Net Insight enables contribution over unmanaged networks
Swedish media infrastructure provider Net Insight has extended its existing remote production platform to support video contribution over unmanaged IP access networks.
This is designed to tap into the emerging field of video contribution from second-tier sporting or other events that may have a substantial global audience, but not enough people locally to justify deployment of dedicated infrastructure.
According to Net Insight, the new Nimbra VA 210 will enable media service providers to address specialized or niche markets currently out of their reach because the costs of first-mile connectivity are too high. The product extends Net Insights’s existing Nimbra MSR launched in 2010 for fixed networks, which was used during the London Olympics to bring back high-quality camera feeds to Sweden and other countries, saving money for broadcasters.
Now, according to Net Insight’s business development director Per Lindgren, with OTT distribution extending reach for broadcasters, the content market is opening up for tier two or three live events with a big potential global audience. For these events, the cost of production has been prohibitive so far, especially for contribution, because of the high cost associated with live satellite or fiber links. Therefore, service providers are increasingly looking to deliver video of such events over the Internet via fixed or mobile broadband access links, but they want guaranteed Quality of Service.
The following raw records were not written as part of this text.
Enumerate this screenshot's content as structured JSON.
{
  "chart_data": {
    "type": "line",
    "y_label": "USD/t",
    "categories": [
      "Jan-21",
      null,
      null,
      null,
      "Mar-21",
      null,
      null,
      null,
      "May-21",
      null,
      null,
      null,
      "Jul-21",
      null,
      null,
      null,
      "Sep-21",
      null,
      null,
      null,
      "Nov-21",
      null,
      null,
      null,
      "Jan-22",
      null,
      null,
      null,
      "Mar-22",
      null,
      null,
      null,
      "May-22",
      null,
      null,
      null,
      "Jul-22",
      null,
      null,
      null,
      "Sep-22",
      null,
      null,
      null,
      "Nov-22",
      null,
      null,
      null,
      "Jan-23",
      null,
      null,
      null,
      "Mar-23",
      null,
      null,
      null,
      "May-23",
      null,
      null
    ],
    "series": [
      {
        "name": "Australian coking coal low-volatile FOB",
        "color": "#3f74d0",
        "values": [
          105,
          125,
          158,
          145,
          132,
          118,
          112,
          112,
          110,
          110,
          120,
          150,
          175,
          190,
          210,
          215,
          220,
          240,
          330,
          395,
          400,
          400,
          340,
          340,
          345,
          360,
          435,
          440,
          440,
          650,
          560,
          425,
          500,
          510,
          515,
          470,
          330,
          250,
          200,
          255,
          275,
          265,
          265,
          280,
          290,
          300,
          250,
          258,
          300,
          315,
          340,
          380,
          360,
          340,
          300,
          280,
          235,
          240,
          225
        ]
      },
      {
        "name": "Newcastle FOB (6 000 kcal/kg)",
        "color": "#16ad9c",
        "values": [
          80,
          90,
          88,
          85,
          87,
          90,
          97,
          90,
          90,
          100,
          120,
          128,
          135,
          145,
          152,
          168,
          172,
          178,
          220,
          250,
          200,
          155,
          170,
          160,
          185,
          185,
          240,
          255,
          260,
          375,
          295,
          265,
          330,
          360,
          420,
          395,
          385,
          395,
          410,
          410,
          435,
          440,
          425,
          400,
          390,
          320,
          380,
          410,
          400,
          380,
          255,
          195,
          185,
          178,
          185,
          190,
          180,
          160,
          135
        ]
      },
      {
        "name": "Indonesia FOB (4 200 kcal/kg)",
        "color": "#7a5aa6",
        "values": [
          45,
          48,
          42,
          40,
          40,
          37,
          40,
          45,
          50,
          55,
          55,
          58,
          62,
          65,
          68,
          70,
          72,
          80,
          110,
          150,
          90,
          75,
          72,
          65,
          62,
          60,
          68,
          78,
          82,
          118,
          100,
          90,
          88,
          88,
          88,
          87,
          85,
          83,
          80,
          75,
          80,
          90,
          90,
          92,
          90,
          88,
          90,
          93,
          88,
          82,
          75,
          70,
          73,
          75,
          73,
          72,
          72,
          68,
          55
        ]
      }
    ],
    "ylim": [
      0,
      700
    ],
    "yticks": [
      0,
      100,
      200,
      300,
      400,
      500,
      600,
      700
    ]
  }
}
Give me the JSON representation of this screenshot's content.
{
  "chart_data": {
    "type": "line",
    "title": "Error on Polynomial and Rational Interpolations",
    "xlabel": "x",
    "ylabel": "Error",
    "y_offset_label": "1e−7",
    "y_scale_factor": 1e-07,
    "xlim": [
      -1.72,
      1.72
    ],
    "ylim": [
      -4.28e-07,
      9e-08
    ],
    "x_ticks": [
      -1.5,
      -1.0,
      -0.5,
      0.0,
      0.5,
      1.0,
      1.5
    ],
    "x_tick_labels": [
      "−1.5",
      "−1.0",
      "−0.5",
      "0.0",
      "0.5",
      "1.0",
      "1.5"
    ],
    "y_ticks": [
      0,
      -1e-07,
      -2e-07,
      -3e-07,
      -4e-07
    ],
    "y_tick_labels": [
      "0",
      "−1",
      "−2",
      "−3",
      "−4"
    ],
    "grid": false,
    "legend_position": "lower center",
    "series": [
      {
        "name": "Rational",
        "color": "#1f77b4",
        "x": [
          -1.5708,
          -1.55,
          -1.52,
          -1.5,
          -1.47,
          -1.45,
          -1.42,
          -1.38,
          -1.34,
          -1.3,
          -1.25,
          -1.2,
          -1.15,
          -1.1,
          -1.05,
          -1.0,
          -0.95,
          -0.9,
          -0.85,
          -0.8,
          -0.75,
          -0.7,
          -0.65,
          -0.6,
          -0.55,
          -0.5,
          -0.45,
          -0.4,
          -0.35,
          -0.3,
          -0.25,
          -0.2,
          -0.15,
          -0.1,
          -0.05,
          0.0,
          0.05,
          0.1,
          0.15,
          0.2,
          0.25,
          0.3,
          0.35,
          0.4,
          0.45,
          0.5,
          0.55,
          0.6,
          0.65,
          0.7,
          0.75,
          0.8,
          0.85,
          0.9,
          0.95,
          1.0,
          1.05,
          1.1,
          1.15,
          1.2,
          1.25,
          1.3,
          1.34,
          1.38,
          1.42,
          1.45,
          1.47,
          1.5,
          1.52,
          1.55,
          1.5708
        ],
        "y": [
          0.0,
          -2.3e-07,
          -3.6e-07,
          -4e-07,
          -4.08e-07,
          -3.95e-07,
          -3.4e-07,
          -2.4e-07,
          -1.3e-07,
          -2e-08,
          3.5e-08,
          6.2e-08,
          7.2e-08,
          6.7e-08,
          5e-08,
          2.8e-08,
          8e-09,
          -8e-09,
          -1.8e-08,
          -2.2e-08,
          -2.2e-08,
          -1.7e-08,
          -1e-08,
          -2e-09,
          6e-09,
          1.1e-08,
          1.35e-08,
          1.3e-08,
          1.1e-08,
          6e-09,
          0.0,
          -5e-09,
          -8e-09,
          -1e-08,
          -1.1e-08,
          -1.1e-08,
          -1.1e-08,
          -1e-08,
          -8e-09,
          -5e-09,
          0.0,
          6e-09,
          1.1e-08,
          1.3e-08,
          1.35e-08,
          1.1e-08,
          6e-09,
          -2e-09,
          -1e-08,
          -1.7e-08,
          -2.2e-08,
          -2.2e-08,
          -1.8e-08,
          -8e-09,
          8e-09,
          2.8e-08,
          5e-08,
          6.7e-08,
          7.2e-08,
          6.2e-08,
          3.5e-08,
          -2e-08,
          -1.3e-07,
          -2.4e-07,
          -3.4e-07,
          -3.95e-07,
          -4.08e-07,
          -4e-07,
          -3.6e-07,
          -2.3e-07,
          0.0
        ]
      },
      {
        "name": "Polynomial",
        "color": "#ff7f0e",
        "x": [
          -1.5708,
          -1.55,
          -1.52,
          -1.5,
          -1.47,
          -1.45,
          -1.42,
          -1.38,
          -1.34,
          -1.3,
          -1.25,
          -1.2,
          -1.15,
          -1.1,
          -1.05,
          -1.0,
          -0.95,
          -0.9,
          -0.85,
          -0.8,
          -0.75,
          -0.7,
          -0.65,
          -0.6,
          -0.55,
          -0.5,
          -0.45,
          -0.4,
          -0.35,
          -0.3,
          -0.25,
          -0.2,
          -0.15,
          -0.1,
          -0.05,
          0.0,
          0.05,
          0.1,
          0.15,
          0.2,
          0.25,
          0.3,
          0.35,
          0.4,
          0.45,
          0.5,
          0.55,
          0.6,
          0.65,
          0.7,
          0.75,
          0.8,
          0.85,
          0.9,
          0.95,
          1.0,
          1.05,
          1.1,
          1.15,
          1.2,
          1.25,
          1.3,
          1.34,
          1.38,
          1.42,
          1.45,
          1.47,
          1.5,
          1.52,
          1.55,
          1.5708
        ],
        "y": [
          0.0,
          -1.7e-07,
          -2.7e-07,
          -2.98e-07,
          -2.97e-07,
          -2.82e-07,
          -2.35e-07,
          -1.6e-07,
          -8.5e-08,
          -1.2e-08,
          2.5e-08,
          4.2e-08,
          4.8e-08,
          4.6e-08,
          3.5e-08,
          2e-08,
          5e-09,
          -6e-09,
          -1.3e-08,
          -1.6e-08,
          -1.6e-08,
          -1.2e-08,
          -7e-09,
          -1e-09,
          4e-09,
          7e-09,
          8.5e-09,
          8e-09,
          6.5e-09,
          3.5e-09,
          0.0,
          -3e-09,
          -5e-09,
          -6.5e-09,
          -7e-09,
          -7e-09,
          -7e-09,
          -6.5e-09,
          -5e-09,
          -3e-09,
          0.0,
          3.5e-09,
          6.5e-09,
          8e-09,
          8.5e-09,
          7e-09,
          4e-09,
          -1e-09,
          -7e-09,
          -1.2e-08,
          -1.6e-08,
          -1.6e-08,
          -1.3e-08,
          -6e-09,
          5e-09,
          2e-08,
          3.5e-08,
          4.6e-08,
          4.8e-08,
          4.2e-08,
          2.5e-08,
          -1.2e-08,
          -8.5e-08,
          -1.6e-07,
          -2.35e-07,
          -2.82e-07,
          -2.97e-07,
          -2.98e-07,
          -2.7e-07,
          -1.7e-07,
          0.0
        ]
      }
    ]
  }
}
The Nimbra VA 210 is designed to enable this QoS over unmanaged IP networks, bringing content back to a PoP (Point of Presence), where it can enter a media service network built with Nimbra MSR or other routers.
“This gives you high quality with low delay and so can change workflow for tier two and three event coverage,” said Lindgren. “You will see a lot more live events.”
The Nimbra VA 210 uses two techniques to deliver QoS. First, it uses content-aware Forward Error Correction (FEC) within MPEG streams to protect crucial I-frames that provide reference for the following predicted frames that only contain picture elements that have changed from the immediately preceding frame. It combines this with the second technique, selective retransmission over the UDP (User Datagram Protocol), which only transmits packets that have not already been received.
Net Insight has been fast off the draw here, as, until recently, content aware FEC was a research topic. The key point is that while over an end-to-end link, there is not usually enough time within a delay sensitive application like video streaming to retransmit packets that have been lost, it is possible over single hops between routers. The maximum acceptable one-way delay for interactive video is 150ms, while, on a router hop, a retransmission will usually only take a few milliseconds.
Therefore, it is possible to retransmit lost packets on a hop-by-hop basis. With content-aware FEC, this is done by storing packets in the cache of each router on an end-to-end link until its arrival has been confirmed by the next router. Each packet is sent once uncompressed across each link, plus one or more encoded versions merely containing a pointer to the cache on the previous router where that is stored. In the event of the full, uncompressed version not being received by a downstream router, the router opens an encoded version (if there is one) and then requests transmission of that packet uncompressed from the router immediately upstream.
This repeats until the number of encoded versions of the packet is exhausted, by which time it would be too late for retransmission. In this way, the degree of protection for a given packet can depend on its degree of priority, which would be high for an I-frame.
This may not be exactly how Net Insight has deployed content-aware FEC, but illustrates the underlying principle. It relies on the fact that packets are dropped, as a result of network congestion or otherwise, over one specific hop, so the error recovery can drill down to that hop and provide high resilience with low delay and less bandwidth cost.
It can either improve video quality, or reduce bandwidth, by at least 20 percent compared with conventional FEC operating at the raw data level.